Alberto Montesissa

Pourquoi la plus grande fédération sportive de suisse après le football, en nombre de licenciés actifs (59 618), stagne-t-elle dans un marasme profond? La question n'est pas innocente. Les réponses sont multiples. Aux yeux de la Fédération suisse de volleyball les choses paraissent claires. L'aspect financier semble être le noeud du problème et il conditionne la qualité générale du sport. Le secrétaire général de la Fédération, Beat Ludin affirme: «Pour augmenter les performances, les équipes doivent s'entraîner plus et disputer beaucoup de matches. Il faut ensuite que les résultats suivent, que les médias s'y intéressent, et les sponsors sont alors censés se montrer».

Malheureusement, en Suisse, les joueuses et les joueurs qui évoluent en ligue nationale sont des amateurs. Hormis les étrangers engagés pour renforcer les clubs, tous travaillent à côté de leur hobby préféré. Georges-André Carrel, entraîneur du Lausanne Université Club (LUC), est catégorique: «Les mentalités doivent changer. Il faut créer un statut semi-professionnel! Il est impossible de demander à des amateurs de s'entraîner tous les jours, sans qu'il y ait une compensation financière. Certains clubs ont augmenté la quantité des entraînements, certains y ont ajouté la qualité. Mais tous ne peuvent suivre ce modèle. Faute d'argent et de temps.» D'où la naissance d'un décalage à l'intérieur du championmat suisse qui se divise en trois catégories distinctes: ceux qui ont les moyens (Chênois, Naefels, LUC), ceux qui s'accrochent (Berne, Sursee, Amriswil) et les autres qui ne s'entraînent pas assez... Même constat chez les dames.

Il y a aussi une formule de championnat qui, quatre journées avant la fin a déjà livré son verdict. Après un premier tour et plus de vingt matches, les équipes repartent à zéro. Les deux premiers disputent un semblant de play-off et quatre autres jouent une pseudo poule de classement. Le tout concentré entre les mois de janvier et février. «Douze matches en un mois, ce système est absurde!, s'exclame l'entraîneur du LUC. Les professionnels du hockey sur glace peuvent se le permettre, pas des amateurs.» Si le constat est amer en championnat, il est légèrement plus souriant pour les Coupes d'Europe. Le BTV Lucerne, chez les dames, a terminé sa course dans la poule finale de la Coupe des champions, et Chênois, chez les messieurs, a réussi à prendre un set sur sol italien, chose impensable ces dernières années.

Toujours plus de licenciés

Le discours est encore plus pessimiste en ce qui concerne les équipes nationales. Il y a dix ans la Fédération décide de ne se focaliser que sur l'élite des femmes et de jeter aux oubliettes les messieurs. D'autant plus que la génération semble être des plus prometteuses, et que les frais d'un équipe féminine sont trois fois moins onéreux que ceux d'une équipe masculine. A l'époque, le but était de se qualifier pour le championnat d'Europe et du Monde. Ni l'un ni l'autre n'ont été atteints. Déconcertant. Sans oublier que l'abandon d'une équipe masculine a profondément nuit à la relève du volleyball suisse. «L'erreur fut de ne pas maintenir un programme minimum pour les jeunes. A cause de cette cassure, une génération de volleyeur a été décimée. On a enlevé le rêve de nombreux joueurs: celui de porter le maillot de l'équipe nationale», concède amèrement Georges-André Carrel.

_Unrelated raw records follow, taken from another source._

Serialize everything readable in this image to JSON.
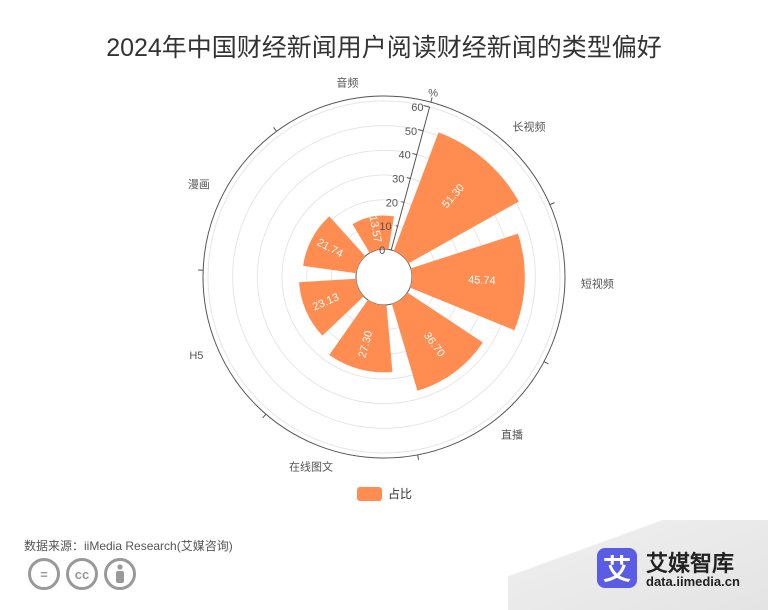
{
  "chart_data": {
    "type": "polar-bar",
    "title": "2024年中国财经新闻用户阅读财经新闻的类型偏好",
    "categories": [
      "长视频",
      "短视频",
      "直播",
      "在线图文",
      "H5",
      "漫画",
      "音频"
    ],
    "series": [
      {
        "name": "占比",
        "values": [
          51.3,
          45.74,
          36.7,
          27.3,
          23.13,
          21.74,
          13.57
        ]
      }
    ],
    "value_labels": [
      "51.30",
      "45.74",
      "36.70",
      "27.30",
      "23.13",
      "21.74",
      "13.57"
    ],
    "radial_axis": {
      "unit": "%",
      "min": 0,
      "max": 60,
      "ticks": [
        "0",
        "10",
        "20",
        "30",
        "40",
        "50",
        "60"
      ]
    },
    "legend_position": "bottom-center",
    "colors": {
      "bar": "#ff8c50",
      "axis": "#555555",
      "grid": "#e6e6e6",
      "label": "#555555"
    }
  },
  "source_note": "数据来源：iiMedia Research(艾媒咨询)",
  "license_icons": [
    "equals-icon",
    "cc-icon",
    "person-icon"
  ],
  "license_glyphs": {
    "equals": "=",
    "cc": "cc"
  },
  "brand": {
    "logo_char": "艾",
    "name": "艾媒智库",
    "url": "data.iimedia.cn"
  }
}
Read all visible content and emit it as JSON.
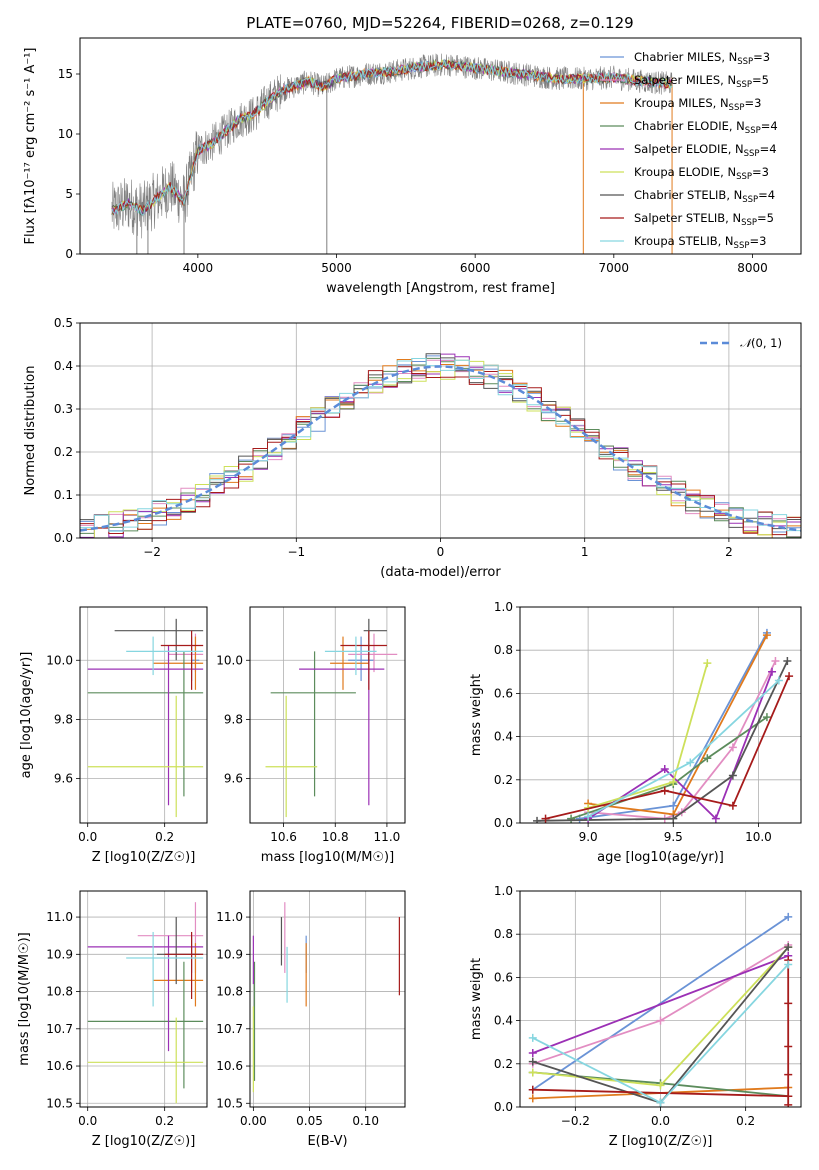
{
  "title": "PLATE=0760, MJD=52264, FIBERID=0268, z=0.129",
  "colors": {
    "miles_chabrier": "#6a93d6",
    "miles_salpeter": "#e28dc2",
    "miles_kroupa": "#e07a1d",
    "elodie_chabrier": "#5c8c5c",
    "elodie_salpeter": "#9b30b5",
    "elodie_kroupa": "#cde05a",
    "stelib_chabrier": "#555555",
    "stelib_salpeter": "#a61b1b",
    "stelib_kroupa": "#86d6e0",
    "data": "#808080",
    "normal": "#5b8bd8"
  },
  "legend": {
    "series": [
      {
        "pre": "Chabrier MILES, N",
        "post": "=3"
      },
      {
        "pre": "Salpeter MILES, N",
        "post": "=5"
      },
      {
        "pre": "Kroupa MILES, N",
        "post": "=3"
      },
      {
        "pre": "Chabrier ELODIE, N",
        "post": "=4"
      },
      {
        "pre": "Salpeter ELODIE, N",
        "post": "=4"
      },
      {
        "pre": "Kroupa ELODIE, N",
        "post": "=3"
      },
      {
        "pre": "Chabrier STELIB, N",
        "post": "=4"
      },
      {
        "pre": "Salpeter STELIB, N",
        "post": "=5"
      },
      {
        "pre": "Kroupa STELIB, N",
        "post": "=3"
      }
    ],
    "ssp_sub": "SSP",
    "normal_label": "(0, 1)",
    "normal_symbol": "𝒩"
  },
  "chart_data": [
    {
      "type": "line",
      "name": "spectrum",
      "xlabel": "wavelength [Angstrom, rest frame]",
      "ylabel": "Flux [fλ10⁻¹⁷ erg cm⁻² s⁻¹ A⁻¹]",
      "xlim": [
        3150,
        8350
      ],
      "ylim": [
        0,
        18
      ],
      "xticks": [
        4000,
        5000,
        6000,
        7000,
        8000
      ],
      "yticks": [
        0,
        5,
        10,
        15
      ],
      "model_curve": {
        "x": [
          3380,
          3500,
          3600,
          3700,
          3800,
          3900,
          4000,
          4100,
          4200,
          4300,
          4400,
          4500,
          4600,
          4700,
          4800,
          4900,
          5000,
          5200,
          5400,
          5600,
          5800,
          6000,
          6200,
          6400,
          6600,
          6800,
          7000,
          7200,
          7400
        ],
        "y": [
          3.6,
          4.2,
          3.6,
          4.6,
          5.6,
          4.4,
          8.6,
          9.2,
          10.2,
          11.2,
          11.6,
          12.7,
          13.6,
          14.0,
          14.4,
          13.9,
          14.6,
          15.0,
          15.2,
          15.6,
          15.8,
          15.5,
          15.2,
          14.9,
          14.6,
          14.6,
          14.7,
          14.4,
          14.2
        ]
      },
      "grid": false
    },
    {
      "type": "bar",
      "name": "normalized residuals",
      "xlabel": "(data-model)/error",
      "ylabel": "Normed distribution",
      "xlim": [
        -2.5,
        2.5
      ],
      "ylim": [
        0,
        0.5
      ],
      "xticks": [
        -2,
        -1,
        0,
        1,
        2
      ],
      "yticks": [
        0.0,
        0.1,
        0.2,
        0.3,
        0.4,
        0.5
      ],
      "bin_width": 0.1,
      "normal": {
        "mu": 0,
        "sigma": 1
      },
      "legend_position": "upper right",
      "grid": true
    },
    {
      "type": "scatter",
      "name": "age vs Z",
      "xlabel": "Z [log10(Z/Z☉)]",
      "ylabel": "age [log10(age/yr)]",
      "xlim": [
        -0.02,
        0.31
      ],
      "ylim": [
        9.45,
        10.18
      ],
      "xticks": [
        0.0,
        0.2
      ],
      "yticks": [
        9.6,
        9.8,
        10.0
      ],
      "points": [
        {
          "s": 0,
          "x": 0.27,
          "xerr": [
            0.27,
            0.29
          ],
          "y": 10.0,
          "yerr": [
            9.93,
            10.08
          ]
        },
        {
          "s": 1,
          "x": 0.28,
          "xerr": [
            0.21,
            0.3
          ],
          "y": 10.02,
          "yerr": [
            9.96,
            10.09
          ]
        },
        {
          "s": 2,
          "x": 0.28,
          "xerr": [
            0.17,
            0.3
          ],
          "y": 9.99,
          "yerr": [
            9.9,
            10.08
          ]
        },
        {
          "s": 3,
          "x": 0.25,
          "xerr": [
            0.0,
            0.3
          ],
          "y": 9.89,
          "yerr": [
            9.54,
            10.03
          ]
        },
        {
          "s": 4,
          "x": 0.21,
          "xerr": [
            0.0,
            0.3
          ],
          "y": 9.97,
          "yerr": [
            9.51,
            10.05
          ]
        },
        {
          "s": 5,
          "x": 0.23,
          "xerr": [
            0.0,
            0.3
          ],
          "y": 9.64,
          "yerr": [
            9.47,
            9.88
          ]
        },
        {
          "s": 6,
          "x": 0.23,
          "xerr": [
            0.07,
            0.3
          ],
          "y": 10.1,
          "yerr": [
            10.0,
            10.14
          ]
        },
        {
          "s": 7,
          "x": 0.27,
          "xerr": [
            0.19,
            0.3
          ],
          "y": 10.05,
          "yerr": [
            9.9,
            10.1
          ]
        },
        {
          "s": 8,
          "x": 0.17,
          "xerr": [
            0.1,
            0.3
          ],
          "y": 10.03,
          "yerr": [
            9.95,
            10.08
          ]
        }
      ],
      "grid": true
    },
    {
      "type": "scatter",
      "name": "age vs mass",
      "xlabel": "mass [log10(M/M☉)]",
      "ylabel": "",
      "xlim": [
        10.47,
        11.07
      ],
      "ylim": [
        9.45,
        10.18
      ],
      "xticks": [
        10.6,
        10.8,
        11.0
      ],
      "yticks": [
        9.6,
        9.8,
        10.0
      ],
      "points": [
        {
          "s": 0,
          "x": 10.9,
          "xerr": [
            10.85,
            10.95
          ],
          "y": 10.0,
          "yerr": [
            9.93,
            10.08
          ]
        },
        {
          "s": 1,
          "x": 10.95,
          "xerr": [
            10.85,
            11.04
          ],
          "y": 10.02,
          "yerr": [
            9.96,
            10.09
          ]
        },
        {
          "s": 2,
          "x": 10.83,
          "xerr": [
            10.78,
            10.93
          ],
          "y": 9.99,
          "yerr": [
            9.9,
            10.08
          ]
        },
        {
          "s": 3,
          "x": 10.72,
          "xerr": [
            10.55,
            10.88
          ],
          "y": 9.89,
          "yerr": [
            9.54,
            10.03
          ]
        },
        {
          "s": 4,
          "x": 10.93,
          "xerr": [
            10.66,
            10.99
          ],
          "y": 9.97,
          "yerr": [
            9.51,
            10.05
          ]
        },
        {
          "s": 5,
          "x": 10.61,
          "xerr": [
            10.53,
            10.73
          ],
          "y": 9.64,
          "yerr": [
            9.47,
            9.88
          ]
        },
        {
          "s": 6,
          "x": 10.93,
          "xerr": [
            10.91,
            11.0
          ],
          "y": 10.1,
          "yerr": [
            10.0,
            10.14
          ]
        },
        {
          "s": 7,
          "x": 10.93,
          "xerr": [
            10.82,
            11.0
          ],
          "y": 10.05,
          "yerr": [
            9.9,
            10.1
          ]
        },
        {
          "s": 8,
          "x": 10.88,
          "xerr": [
            10.76,
            10.96
          ],
          "y": 10.03,
          "yerr": [
            9.95,
            10.08
          ]
        }
      ],
      "grid": true
    },
    {
      "type": "line",
      "name": "mass weight vs age",
      "xlabel": "age [log10(age/yr)]",
      "ylabel": "mass weight",
      "xlim": [
        8.6,
        10.25
      ],
      "ylim": [
        0,
        1
      ],
      "xticks": [
        9.0,
        9.5,
        10.0
      ],
      "yticks": [
        0.0,
        0.2,
        0.4,
        0.6,
        0.8,
        1.0
      ],
      "series": [
        {
          "s": 0,
          "x": [
            8.95,
            9.5,
            10.05
          ],
          "y": [
            0.02,
            0.08,
            0.88
          ]
        },
        {
          "s": 1,
          "x": [
            9.0,
            9.45,
            9.55,
            9.85,
            10.1
          ],
          "y": [
            0.05,
            0.02,
            0.05,
            0.35,
            0.75
          ]
        },
        {
          "s": 2,
          "x": [
            9.0,
            9.5,
            10.05
          ],
          "y": [
            0.09,
            0.04,
            0.87
          ]
        },
        {
          "s": 3,
          "x": [
            8.9,
            9.5,
            9.7,
            10.05
          ],
          "y": [
            0.02,
            0.18,
            0.3,
            0.49
          ]
        },
        {
          "s": 4,
          "x": [
            9.0,
            9.45,
            9.75,
            10.08
          ],
          "y": [
            0.02,
            0.25,
            0.02,
            0.7
          ]
        },
        {
          "s": 5,
          "x": [
            9.0,
            9.5,
            9.7
          ],
          "y": [
            0.07,
            0.19,
            0.74
          ]
        },
        {
          "s": 6,
          "x": [
            8.7,
            9.5,
            9.85,
            10.17
          ],
          "y": [
            0.01,
            0.02,
            0.22,
            0.75
          ]
        },
        {
          "s": 7,
          "x": [
            8.75,
            9.45,
            9.85,
            10.18
          ],
          "y": [
            0.02,
            0.15,
            0.08,
            0.68
          ]
        },
        {
          "s": 8,
          "x": [
            9.0,
            9.6,
            10.12
          ],
          "y": [
            0.03,
            0.28,
            0.66
          ]
        }
      ],
      "grid": true
    },
    {
      "type": "scatter",
      "name": "mass vs Z",
      "xlabel": "Z [log10(Z/Z☉)]",
      "ylabel": "mass [log10(M/M☉)]",
      "xlim": [
        -0.02,
        0.31
      ],
      "ylim": [
        10.49,
        11.07
      ],
      "xticks": [
        0.0,
        0.2
      ],
      "yticks": [
        10.5,
        10.6,
        10.7,
        10.8,
        10.9,
        11.0
      ],
      "points": [
        {
          "s": 0,
          "x": 0.27,
          "xerr": [
            0.27,
            0.29
          ],
          "y": 10.9,
          "yerr": [
            10.85,
            10.95
          ]
        },
        {
          "s": 1,
          "x": 0.28,
          "xerr": [
            0.13,
            0.3
          ],
          "y": 10.95,
          "yerr": [
            10.85,
            11.04
          ]
        },
        {
          "s": 2,
          "x": 0.28,
          "xerr": [
            0.17,
            0.3
          ],
          "y": 10.83,
          "yerr": [
            10.76,
            10.93
          ]
        },
        {
          "s": 3,
          "x": 0.25,
          "xerr": [
            0.0,
            0.3
          ],
          "y": 10.72,
          "yerr": [
            10.54,
            10.88
          ]
        },
        {
          "s": 4,
          "x": 0.21,
          "xerr": [
            0.0,
            0.3
          ],
          "y": 10.92,
          "yerr": [
            10.64,
            10.95
          ]
        },
        {
          "s": 5,
          "x": 0.23,
          "xerr": [
            0.0,
            0.3
          ],
          "y": 10.61,
          "yerr": [
            10.5,
            10.73
          ]
        },
        {
          "s": 6,
          "x": 0.23,
          "xerr": [
            0.18,
            0.3
          ],
          "y": 10.9,
          "yerr": [
            10.82,
            11.0
          ]
        },
        {
          "s": 7,
          "x": 0.27,
          "xerr": [
            0.2,
            0.3
          ],
          "y": 10.9,
          "yerr": [
            10.78,
            10.96
          ]
        },
        {
          "s": 8,
          "x": 0.17,
          "xerr": [
            0.1,
            0.3
          ],
          "y": 10.89,
          "yerr": [
            10.76,
            10.96
          ]
        }
      ],
      "grid": true
    },
    {
      "type": "scatter",
      "name": "mass vs E(B-V)",
      "xlabel": "E(B-V)",
      "ylabel": "",
      "xlim": [
        -0.003,
        0.135
      ],
      "ylim": [
        10.49,
        11.07
      ],
      "xticks": [
        0.0,
        0.05,
        0.1
      ],
      "yticks": [
        10.5,
        10.6,
        10.7,
        10.8,
        10.9,
        11.0
      ],
      "points": [
        {
          "s": 0,
          "x": 0.047,
          "y": 10.9,
          "yerr": [
            10.85,
            10.95
          ]
        },
        {
          "s": 1,
          "x": 0.028,
          "y": 10.95,
          "yerr": [
            10.85,
            11.04
          ]
        },
        {
          "s": 2,
          "x": 0.047,
          "y": 10.83,
          "yerr": [
            10.76,
            10.93
          ]
        },
        {
          "s": 3,
          "x": 0.001,
          "y": 10.72,
          "yerr": [
            10.56,
            10.88
          ]
        },
        {
          "s": 4,
          "x": 0.0,
          "y": 10.92,
          "yerr": [
            10.82,
            10.95
          ]
        },
        {
          "s": 5,
          "x": 0.0,
          "y": 10.61,
          "yerr": [
            10.53,
            10.76
          ]
        },
        {
          "s": 6,
          "x": 0.025,
          "y": 10.9,
          "yerr": [
            10.87,
            11.0
          ]
        },
        {
          "s": 7,
          "x": 0.13,
          "y": 10.9,
          "yerr": [
            10.79,
            11.0
          ]
        },
        {
          "s": 8,
          "x": 0.03,
          "y": 10.89,
          "yerr": [
            10.77,
            10.92
          ]
        }
      ],
      "grid": true
    },
    {
      "type": "line",
      "name": "mass weight vs Z",
      "xlabel": "Z [log10(Z/Z☉)]",
      "ylabel": "mass weight",
      "xlim": [
        -0.33,
        0.33
      ],
      "ylim": [
        0,
        1
      ],
      "xticks": [
        -0.2,
        0.0,
        0.2
      ],
      "yticks": [
        0.0,
        0.2,
        0.4,
        0.6,
        0.8,
        1.0
      ],
      "series": [
        {
          "s": 0,
          "x": [
            -0.3,
            0.3
          ],
          "y": [
            0.08,
            0.88
          ]
        },
        {
          "s": 1,
          "x": [
            -0.3,
            0.0,
            0.3
          ],
          "y": [
            0.2,
            0.4,
            0.75
          ]
        },
        {
          "s": 2,
          "x": [
            -0.3,
            0.3
          ],
          "y": [
            0.04,
            0.09
          ]
        },
        {
          "s": 3,
          "x": [
            -0.3,
            0.0,
            0.3
          ],
          "y": [
            0.16,
            0.11,
            0.05
          ]
        },
        {
          "s": 4,
          "x": [
            -0.3,
            0.3
          ],
          "y": [
            0.25,
            0.7
          ]
        },
        {
          "s": 5,
          "x": [
            -0.3,
            0.0,
            0.3
          ],
          "y": [
            0.16,
            0.1,
            0.74
          ]
        },
        {
          "s": 6,
          "x": [
            -0.3,
            0.0,
            0.3
          ],
          "y": [
            0.21,
            0.02,
            0.74
          ]
        },
        {
          "s": 7,
          "x": [
            -0.3,
            0.3,
            0.3,
            0.3,
            0.3,
            0.3,
            0.3
          ],
          "y": [
            0.08,
            0.05,
            0.15,
            0.28,
            0.48,
            0.68,
            0.01
          ]
        },
        {
          "s": 8,
          "x": [
            -0.3,
            0.0,
            0.3
          ],
          "y": [
            0.32,
            0.02,
            0.66
          ]
        }
      ],
      "grid": true
    }
  ]
}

Les jeunes! Tel est le souci de toute fédération. D'autant plus que les clubs ne sont plus formateurs, que certains pratiquent la surenchère financière et que le clivage s'accroît entre les vieux joueurs fatigués et les jeunes prétentieux. Le secrétaire général de la Fédération se veut plus optimiste: «Le volleyball est l'un des rares sports en Suisse qui accroît chaque année son nombre de licenciés. Augmentation liée surtout au beachvolley. Mais il faut différencier le sport de masse du sport d'élite. Pour ce dernier nous avons lancé il y a cinq ans un centre de formation pour une douzaine de filles (entre 14 et 17 ans) à Fribourg. Pour les garçons, un cours sera lancé officiellement à Bienne en septembre 1998 avec douze espoirs. But et objectif de la Fédération? «Pour les filles, nous nous concentrons sur 2003 et le championnat d'Europe que la Suisse organise ainsi que le championnat junior en 2000.» Pour les hommes, l'avenir est encore incertain et la politique de la Fédération n'a pas encore trouvé toute sa cohérence.